Equation\[\begin{aligned} F_x dx + F_y dy &= (4t)(2 dt) + (4 - 4t)(-2 dt) \\ &= 8t \, dt + (-8 + 8t) \, dt \\ &= (16t - 8) \, dt \end{aligned}\]
- Integrate over \(t\) from 0 to 1:
Equation\[\begin{aligned} \int_{0}^{1} (16t - 8) dt &= \left[ \frac{16t^2}{2} - 8t \right]_{0}^{1} \\ &= \left[ 8t^2 - 8t \right]_{0}^{1} \\ &= (8(1)^2 - 8(1)) - (0 - 0) \\ &= 8 - 8 \\ &= 0 \end{aligned}\]
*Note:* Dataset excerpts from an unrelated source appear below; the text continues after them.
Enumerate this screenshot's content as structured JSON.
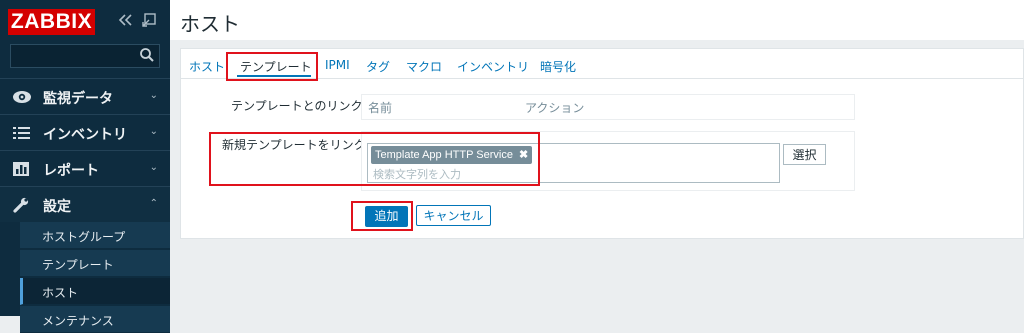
{
  "app": {
    "logo": "ZABBIX"
  },
  "sidebar": {
    "menu": [
      {
        "label": "監視データ"
      },
      {
        "label": "インベントリ"
      },
      {
        "label": "レポート"
      },
      {
        "label": "設定"
      }
    ],
    "sub_items": [
      {
        "label": "ホストグループ"
      },
      {
        "label": "テンプレート"
      },
      {
        "label": "ホスト"
      },
      {
        "label": "メンテナンス"
      }
    ]
  },
  "header": {
    "title": "ホスト"
  },
  "tabs": [
    {
      "label": "ホスト"
    },
    {
      "label": "テンプレート"
    },
    {
      "label": "IPMI"
    },
    {
      "label": "タグ"
    },
    {
      "label": "マクロ"
    },
    {
      "label": "インベントリ"
    },
    {
      "label": "暗号化"
    }
  ],
  "form": {
    "linked_label": "テンプレートとのリンク",
    "col_name": "名前",
    "col_action": "アクション",
    "new_link_label": "新規テンプレートをリンク",
    "selected_template": "Template App HTTP Service",
    "search_placeholder": "検索文字列を入力",
    "select_button": "選択",
    "add_button": "追加",
    "cancel_button": "キャンセル"
  },
  "colors": {
    "accent": "#0275b8",
    "sidebar": "#0e2c3f",
    "logo": "#d40000",
    "highlight": "#e0121c"
  }
}
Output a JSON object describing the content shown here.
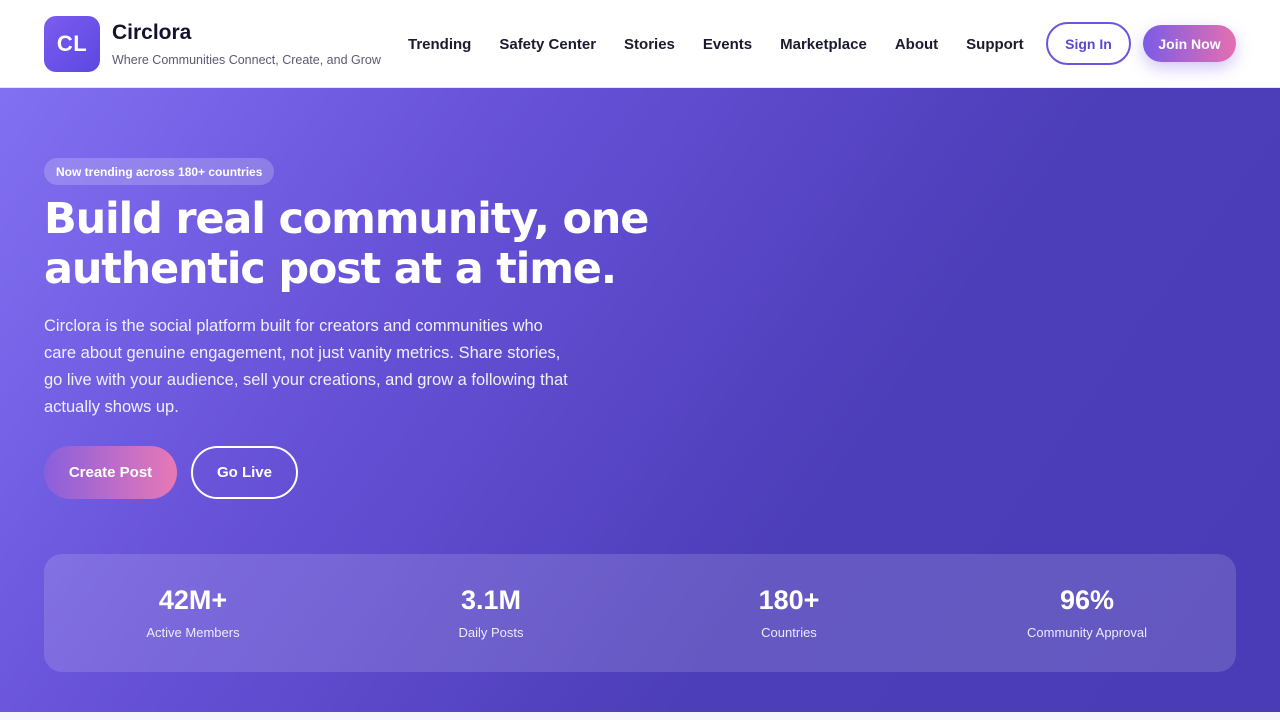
{
  "brand": {
    "logo_text": "CL",
    "name": "Circlora",
    "tagline": "Where Communities Connect, Create, and Grow"
  },
  "nav": {
    "items": [
      "Trending",
      "Safety Center",
      "Stories",
      "Events",
      "Marketplace",
      "About",
      "Support"
    ]
  },
  "header_actions": {
    "sign_in": "Sign In",
    "join": "Join Now"
  },
  "hero": {
    "badge": "Now trending across 180+ countries",
    "headline_line1": "Build real community, one",
    "headline_line2": "authentic post at a time.",
    "description": "Circlora is the social platform built for creators and communities who care about genuine engagement, not just vanity metrics. Share stories, go live with your audience, sell your creations, and grow a following that actually shows up.",
    "primary_cta": "Create Post",
    "secondary_cta": "Go Live"
  },
  "stats": [
    {
      "value": "42M+",
      "label": "Active Members"
    },
    {
      "value": "3.1M",
      "label": "Daily Posts"
    },
    {
      "value": "180+",
      "label": "Countries"
    },
    {
      "value": "96%",
      "label": "Community Approval"
    }
  ],
  "colors": {
    "brand_purple": "#6a55de",
    "gradient_pink": "#e878b6",
    "hero_dark": "#4a3cb6"
  }
}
Note on the official keyDirect integration along the specified straight line gives 0 (Option D), and this is reproducible by any method since the path is fully determined. The GATE EE 2009 official answer key, however, lists −8 (Option A). The field is non-conservative (\(\partial F_x/\partial y = x \neq \partial F_y/\partial x = y\)), so the integral is path-dependent — but for the given straight path the value is unambiguously \(0\). The \(-8\) key is widely regarded as anomalous/disputed. The computed result \(0\) is shown below as the answer; treat the official \(-8\) as a known discrepancy.
Final Answer
Computed answer: D (\(0\)). Official key lists A (−8) — see note.